確實,如果這個局勢演變下去,支撐不住的一定是他們,因為此時南方有近八千萬人口,每年出產的米糧、鐵料、布匹有多少,忽必烈心裏還是有點猜測的。
在別人眼或許一場戰爭就能主導世界局勢,可是到了他這個地位,已經能隱隱約約感覺到,所謂的強大,應該是全方位的。
如今的明廷,武力不遜色於蒙兀人,可是各種物資之充沛卻要遠遠勝於蒙兀人,他們可以失敗一次兩次,可是蒙兀人失敗一次,就是生死攸關。
這也是很多草原民族興起時百戰百勝,甚至打得中原王朝無還手之力,可是隻要一次大的戰爭失敗,他們就會很快衰落,除非如遼人那樣,占據幽燕等神州膏腴之地。
所以,不到萬不得已,他是絕不會放棄中原的,哪怕要填上無數塞外戰士的血肉,否則,他們恐怕會如匈奴、突厥、柔然一樣,消失在曆史的塵埃中,隻有中原人的典籍才會記得他們。
所以,對於這個請求,忽必烈答應了,因為相比辰漏觀或者明廷,他們手下的真君確實在數量上大大占優。
不過,他也不準備將希望完全放在修士身上,打鐵還需自身硬,他準備要將大營往前移,去往邳州,首先挫敗邳州的明軍,然後收拾蔡州,最後才是唐州、鄧州。
之所以選這裏,一是因為明軍攻擊邳州確實是極為冒險,他已經北移到幾乎脫離淮河戰線了,對蒙兀人的攻擊反應最遲鈍。
下定決心,他準備同時應付兩線,潼關一線他不用管,想管也管不了多少,但是挫敗邳州明軍,他是需要親自參加的,舉傾國之兵,他還沒有如此信任的將軍出現。

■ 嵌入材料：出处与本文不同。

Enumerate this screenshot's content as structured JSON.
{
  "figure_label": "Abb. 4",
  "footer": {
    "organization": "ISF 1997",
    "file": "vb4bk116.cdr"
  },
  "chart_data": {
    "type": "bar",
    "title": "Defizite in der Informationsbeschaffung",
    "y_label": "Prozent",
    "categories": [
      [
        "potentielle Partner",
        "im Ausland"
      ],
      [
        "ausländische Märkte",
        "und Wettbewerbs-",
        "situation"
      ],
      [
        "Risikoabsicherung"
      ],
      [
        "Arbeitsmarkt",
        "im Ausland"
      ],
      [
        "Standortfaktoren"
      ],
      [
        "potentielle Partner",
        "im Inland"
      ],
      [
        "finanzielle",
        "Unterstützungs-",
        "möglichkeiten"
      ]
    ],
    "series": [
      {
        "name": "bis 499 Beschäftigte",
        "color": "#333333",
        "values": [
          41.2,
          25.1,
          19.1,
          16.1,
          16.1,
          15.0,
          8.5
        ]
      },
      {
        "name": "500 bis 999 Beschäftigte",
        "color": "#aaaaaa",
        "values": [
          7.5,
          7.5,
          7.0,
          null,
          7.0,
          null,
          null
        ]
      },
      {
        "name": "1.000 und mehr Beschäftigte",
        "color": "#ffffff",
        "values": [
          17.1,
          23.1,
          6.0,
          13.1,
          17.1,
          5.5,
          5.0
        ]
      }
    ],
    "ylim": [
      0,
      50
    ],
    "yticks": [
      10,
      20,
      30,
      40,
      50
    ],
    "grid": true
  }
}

就在忽必烈思考的時候,遠在益都府,益州都督李檀正在請教他的嶽父,也是他的謀士王文統。
“嶽父大人,您認為蒙兀人和明廷,兩虎相爭,誰會贏?”王文統自從上次給忽必烈獻策後身體一直不好,甚至他都有點懷疑,是不是他透露太多,遭天厭棄。
“兵者,死生之地,存亡之道,豈是我能隔上千裏就清楚的,若果如此,我就是張良、韓信之類的人物了。”
“那嶽父大人,誰的贏麵大呢?”
“贏麵的話,我認為是明廷。”
“為什麼?蒙兀人的強大,眾所周知,據天下精銳之兵,膏腴之土,何愁不能戰勝一個南國呢?況且,隻有以北統南,哪有以南統北之事。”
“不盡然也,都督,你知道我這趟武陵府之行,最深的感慨是什麼嗎?”
“莫不是他們離經叛道,不以聖人之學取士,而以法、墨、雜學取士?還是他們竟敢讓修行者加入爭奪天下的過程中,不怕死的光光嗎?還是他們周濟貧民,扶養孤幼?”
“都不是,這些雖讓我敬佩,可卻與我毫不相關,我印象最深的,就是他們言必行,行必果,以致百年來,他們說什麼,那些武陵府的黎民都信,就是家家出兵,他們也願意。”
“如果再給他們二三十年,讓他們在整個南方都建立起如此信譽,結果是什麼,你知道嗎?是關中老秦人於暴秦,是虎狼之邦的重現。”
“是官府的管束深入到每一個人,如武陵府中的居民一樣,他們視官府如吃飯喝水一樣自然,像孩子信任父母一樣信任官府。如果真的這樣一天來了,你覺得我們這樣的人還有活路嗎?”
“當然有,隻是一切就要沿著他們規劃好的路線走,讀書出色或者修行稟異,然後一步步有了更寬廣的平台,更雄厚的資源。”
“可是,這樣一個未來我是害怕的,都督,他們不但在顛覆我們的學術、思想,更在更易我們的生活方式,要將我們熟悉的一切改成我們聞所未聞,見所未見的方式,這才是我害怕的。”
“可是我更覺得,這一天快來到了,他們不但在戰場上節節勝利,而且在經濟、民生等領域也在不斷滲透。”
“我這病大概是好不了了,我也不想看見他們真的一統天下的那天,我隻希望我死後,都督能將我埋在一處不為人所知的山穀中,我不希望我死後真的看見他們席卷天下。”